I'm making a C++ cuda program, in which (as far as I know):
cudaMallocManaged(&data, size);
and
cudaFree(&data);
is analogous to malloc/new
and delete
.
Say I have a class
struct vec{
int size;
int* data;
vec(int size){
cudaMallocManaged(&data, x * y * sizeof(int));
}
};
and I overload the + operator:
vec operator+(vec b){
vec c;
for (i = 0; i < size; i++)
{
c.data[i] = a.data[i] + b.data[i];
}
return c;
}
mat<T> operator+(int b){
vec c;
for (i = 0; i < size; i++)
{
c.data[i] = a.data[i] + b;
}
return c;
}
now say I have some function:
vec f(vec x){
return x + x + 1;
}
Since this function creates 2 vectors, If this function is called repeatedly all the gpu memory is used up.
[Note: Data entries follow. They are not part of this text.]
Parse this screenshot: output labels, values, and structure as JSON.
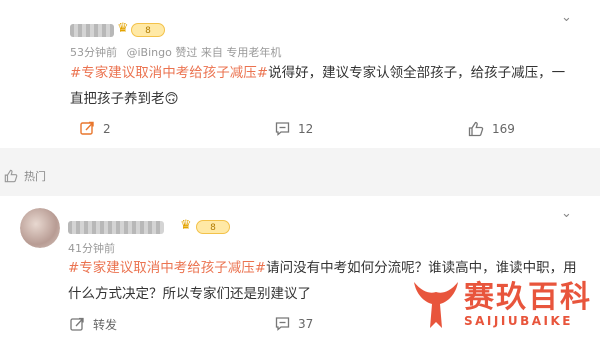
{
  "post1": {
    "meta_time": "53分钟前",
    "meta_source": "@iBingo 赞过  来自 专用老年机",
    "vip_badge": "8",
    "body_tag": "#专家建议取消中考给孩子减压#",
    "body_text": "说得好，建议专家认领全部孩子，给孩子减压，一直把孩子养到老",
    "emoji": "🙃",
    "repost_count": "2",
    "comment_count": "12",
    "like_count": "169"
  },
  "hot_label": "热门",
  "post2": {
    "meta_time": "41分钟前",
    "vip_badge": "8",
    "body_tag": "#专家建议取消中考给孩子减压#",
    "body_text": "请问没有中考如何分流呢？谁读高中，谁读中职，用什么方式决定？所以专家们还是别建议了",
    "repost_label": "转发",
    "comment_count": "37"
  },
  "watermark": {
    "cn": "赛玖百科",
    "en": "SAIJIUBAIKE"
  },
  "colors": {
    "tag": "#eb7350",
    "repost_icon": "#e8762d",
    "watermark": "#e8553c"
  }
}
The obvious solution is adding a deconstructor to the vec class which frees the memory when the object goes out of scope:
~vec(){
cudaFree(data);
}
The problem that arises is that since a pointer is being deleted, and the returned vector stores its data in the same pointer, the returned data is also deleted and the program crashes with a 0xc0000006 error when the data is next referenced.
One thing I considered is something like this:
void add(vec a, vec b, vec out){
vec c;
for (i = 0; i < size; i++)
{
c.data[i] = a.data[i] + b.data[i];
}
copy(c to out); //I'm not 100% sure if memcpy works in cuda
}
However, that is not only inconvenient but also doesn't allow for operator overloading. Thanks in Advance for your help.